La thérapie familiale s’enracine dans l’approche systémique des relations humaines.
S’il fallait nommer ce qui rend cette approche si particulière, je dirais que c’est l’idée de la circularité versus linéarité.
En effet, notre façon habituelle de percevoir nos interactions avec les autres est la plupart du temps linéaire. Nous recherchons le lien causal, nous répartissons les rôles entre les uns et les autres (victime, bourreau, ami, ennemi, allié, concurrent etc.), enfin nous faisons des liens en nous basant sur nos expériences et nos connaissances. Tout cela suit un mouvement unidimensionnel et unidirectionnel. Ainsi la complexité des relations humaines peut être saisie plus facilement par notre cerveau qui privilégie les chemins bien connus et simples.
La circularité suppose de notre par un effort conscient pour sortir des « vérités uniques ». Penser que nous sommes pour quelque chose dans le comportement de l’autre, dans sa souffrance ou dans son symptôme constitue les prémisses de cette approche circulaire.
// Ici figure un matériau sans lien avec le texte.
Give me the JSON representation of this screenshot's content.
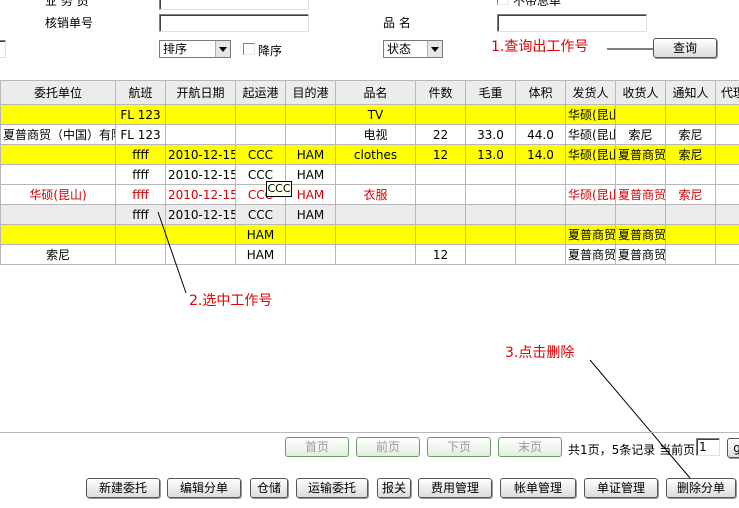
{
  "form": {
    "business_label": "业 务 员",
    "unsettled_label": "不带总单",
    "verify_label": "核销单号",
    "product_label": "品   名",
    "sort_select": "排序",
    "desc_label": "降序",
    "status_select": "状态",
    "query_button": "查询"
  },
  "table": {
    "headers": [
      "委托单位",
      "航班",
      "开航日期",
      "起运港",
      "目的港",
      "品名",
      "件数",
      "毛重",
      "体积",
      "发货人",
      "收货人",
      "通知人",
      "代理"
    ],
    "rows": [
      [
        "",
        "FL 123",
        "",
        "",
        "",
        "TV",
        "",
        "",
        "",
        "华硕(昆山",
        "",
        "",
        ""
      ],
      [
        "夏普商贸（中国）有限",
        "FL 123",
        "",
        "",
        "",
        "电视",
        "22",
        "33.0",
        "44.0",
        "华硕(昆山",
        "索尼",
        "索尼",
        ""
      ],
      [
        "",
        "ffff",
        "2010-12-15",
        "CCC",
        "HAM",
        "clothes",
        "12",
        "13.0",
        "14.0",
        "华硕(昆山",
        "夏普商贸",
        "索尼",
        ""
      ],
      [
        "",
        "ffff",
        "2010-12-15",
        "CCC",
        "HAM",
        "",
        "",
        "",
        "",
        "",
        "",
        "",
        ""
      ],
      [
        "华硕(昆山)",
        "ffff",
        "2010-12-15",
        "CCC",
        "HAM",
        "衣服",
        "",
        "",
        "",
        "华硕(昆山",
        "夏普商贸",
        "索尼",
        ""
      ],
      [
        "",
        "ffff",
        "2010-12-15",
        "CCC",
        "HAM",
        "",
        "",
        "",
        "",
        "",
        "",
        "",
        ""
      ],
      [
        "",
        "",
        "",
        "HAM",
        "",
        "",
        "",
        "",
        "",
        "夏普商贸",
        "夏普商贸",
        "",
        ""
      ],
      [
        "索尼",
        "",
        "",
        "HAM",
        "",
        "",
        "12",
        "",
        "",
        "夏普商贸",
        "夏普商贸",
        "",
        ""
      ]
    ],
    "tooltip": "CCC"
  },
  "annotations": {
    "step1": "1.查询出工作号",
    "step2": "2.选中工作号",
    "step3": "3.点击删除"
  },
  "pager": {
    "first": "首页",
    "prev": "前页",
    "next": "下页",
    "last": "末页",
    "summary": "共1页，5条记录 当前页",
    "current_page": "1",
    "go": "g"
  },
  "toolbar": {
    "new_order": "新建委托",
    "edit_order": "编辑分单",
    "storage": "仓储",
    "transport": "运输委托",
    "customs": "报关",
    "fees": "费用管理",
    "bills": "帐单管理",
    "documents": "单证管理",
    "delete_order": "删除分单"
  },
  "colors": {
    "highlight_row": "#ffff00",
    "annotation": "#e00000",
    "selected_text": "#d00000"
  }
}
L’enfant fait des caprices et nous réagissons par cris, et plus nous réagissons par cris plus il fait des caprices. Si nous pensons que nous crions parce qu’il fait des caprices ou qu’il fait des caprices parce que nous crions, nous sommes dans la logique linéaire, dans le domaine des vérités uniques, où il y a une cause et un effet. L’approche systémique consiste à prendre une position méta, qui permet d’englober l’ensemble de ce cercle vicieux cris-caprices-cris-caprices et d’envisager d’autres hypothèses (vérités multiples) pour comprendre pourquoi ce schéma est devenu utile, comment le système familial en profite et comment ce système peut intégrer d’autres choix, plus écologiques et plus heureux en termes de bien-être général.
Ainsi, pour répondre à la question, je dirais que la thérapie systémique familiale et du couple s’adressent en premier lieu à ceux pour qui leur vérité unique est devenue une corvée et qui sont prêts à s’ouvrir à d’autres vérités, qui voient l’impasse de la logique relationnelle habituelle mais n’arrivent pas à s’en sortir.
Faire de la thérapie suppose un courage extraordinaire. D’abord, parce que la thérapie nous change et le changement nous oblige de sortir de notre zone de confort. Et le changement prend du temps. Pour que notre cerveau puisse former de nouveaux réseaux neuronaux, il faut un certain nombre de répétition. Cela concerne tout nouvel apprentissage mais aussi toute ouverture d’esprit. Notre cerveau d’enfant a mis du temps pour apprendre le vélo mais aussi pour intégrer le fait que la Terre est ronde ou pour apprendre à se mettre à la place de l’autre. Nous avons également besoin de temps pour intégrer les nouvelles attitudes et pour changer la qualité de nos relations.